Pick a shelf, a drawer, a cupboard, or a desk top. Sort through it, throw out what you do not need, group things in a logical manner. Step back, survey the fruits of your labour and take a deep breath. Now there is one less obstacle in your everyday life. Pick another one tomorrow.
I don’t mind cooking or doing dishes, yet I dislike cleaning. Growing up, my cousins and I used to clean my Grandma’s three-room apartment every three days: dusting, vacuuming, washing floors. This was the most boring, repetitive and thankless activity, when all I wanted to do was to sit in the fresh air on the balcony and lose myself in a good book.
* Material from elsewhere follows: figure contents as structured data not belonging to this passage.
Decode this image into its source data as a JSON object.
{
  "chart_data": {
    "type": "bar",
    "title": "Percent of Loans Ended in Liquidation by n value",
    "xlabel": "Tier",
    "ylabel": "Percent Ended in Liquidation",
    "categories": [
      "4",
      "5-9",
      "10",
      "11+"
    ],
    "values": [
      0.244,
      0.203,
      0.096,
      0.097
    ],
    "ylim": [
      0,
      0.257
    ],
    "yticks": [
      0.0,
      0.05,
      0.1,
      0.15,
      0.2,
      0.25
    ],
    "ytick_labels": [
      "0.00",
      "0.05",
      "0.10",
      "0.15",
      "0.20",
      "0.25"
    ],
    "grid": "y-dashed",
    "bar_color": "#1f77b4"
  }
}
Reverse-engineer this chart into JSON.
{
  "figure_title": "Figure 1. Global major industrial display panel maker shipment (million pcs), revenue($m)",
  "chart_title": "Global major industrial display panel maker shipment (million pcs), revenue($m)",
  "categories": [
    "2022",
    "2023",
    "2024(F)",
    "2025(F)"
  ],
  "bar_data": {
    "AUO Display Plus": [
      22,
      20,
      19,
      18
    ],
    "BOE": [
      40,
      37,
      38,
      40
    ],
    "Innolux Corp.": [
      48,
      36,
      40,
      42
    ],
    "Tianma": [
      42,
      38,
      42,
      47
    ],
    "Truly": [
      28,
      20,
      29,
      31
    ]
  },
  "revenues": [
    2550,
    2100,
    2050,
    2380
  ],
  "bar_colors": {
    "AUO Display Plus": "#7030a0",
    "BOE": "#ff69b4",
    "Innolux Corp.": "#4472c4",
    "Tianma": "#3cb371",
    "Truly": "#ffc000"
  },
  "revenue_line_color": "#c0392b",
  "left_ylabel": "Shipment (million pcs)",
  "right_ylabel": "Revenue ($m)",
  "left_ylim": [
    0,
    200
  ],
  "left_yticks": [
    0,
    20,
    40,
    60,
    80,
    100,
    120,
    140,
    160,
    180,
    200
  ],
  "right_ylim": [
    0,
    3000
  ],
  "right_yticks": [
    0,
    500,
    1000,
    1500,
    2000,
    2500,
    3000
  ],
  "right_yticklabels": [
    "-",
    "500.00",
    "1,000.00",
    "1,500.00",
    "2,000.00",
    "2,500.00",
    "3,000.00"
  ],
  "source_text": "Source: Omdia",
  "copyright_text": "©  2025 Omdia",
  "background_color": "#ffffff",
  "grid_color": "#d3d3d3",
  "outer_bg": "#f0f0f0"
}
Thus cleaning is one of the things I am known to procrastinate.
Cleaning is easy when all you have is a sofa, a coffee table, a lamp, and a strategically placed tall floor vase to accentuate the tumble weeds flowing across the otherwise empty room, in a modern décor setting. When you have children, plants, pets, books, toys, and all the resulting mess covering horizontal surfaces in an abstract painting style, you can rarely find the floor, let alone clean it. Thus the first step to cleaning is tidying up. This I do not mind doing, yet once things are out of sight they are out of mind, and it’s our drawers and cupboards that harbour most surprising collections of items.
Don’t you hate it when it takes you an inordinate amount of time to find what you are looking for, and then you have to dislodge half the cupboard to actually extract the object? Then you are staring at all the wonderfully useful but completely disorganized things that blocked your way, and thinking: why on Earth are they not somewhere more logical? Well, I got tired shuffling around baby cups (my son has not used them for at least two years) to reach saucers in my kitchen cupboard (which we use a few times a week). And I remembered the wise adage of “clear one drawer a day”.
We often make such a mountain out of starting any endeavour, as we expect it to be long and arduous. Fifteen minutes later I was staring at my cleared cupboard (the whole three shelves! – I went all-out), and thinking: is this what I have been putting off for months, while wasting time and energy cursing at things toppling out every time I extracted a saucer? That was silly!
The baby decided the time for playing quietly was over, and so my cleaning deed for the day was done. If I had a chance to harness the high of the achievement, I would have cleared another cupboard. Today I have spent ten minutes reorganizing the neighbouring cupboard, and I now can easily find each item in it: things I need more frequently are closer, everything is grouped by use, and I have extra space. It feels like I can breathe easier in the kitchen, even with the cupboard doors closed. Curious how we create this energy-sucking clutter when it takes so little time to set things straight.
Don’t allow the clutter to accumulate. Spend 10-15 minutes a day to keep your physical and mental space free of obstacles.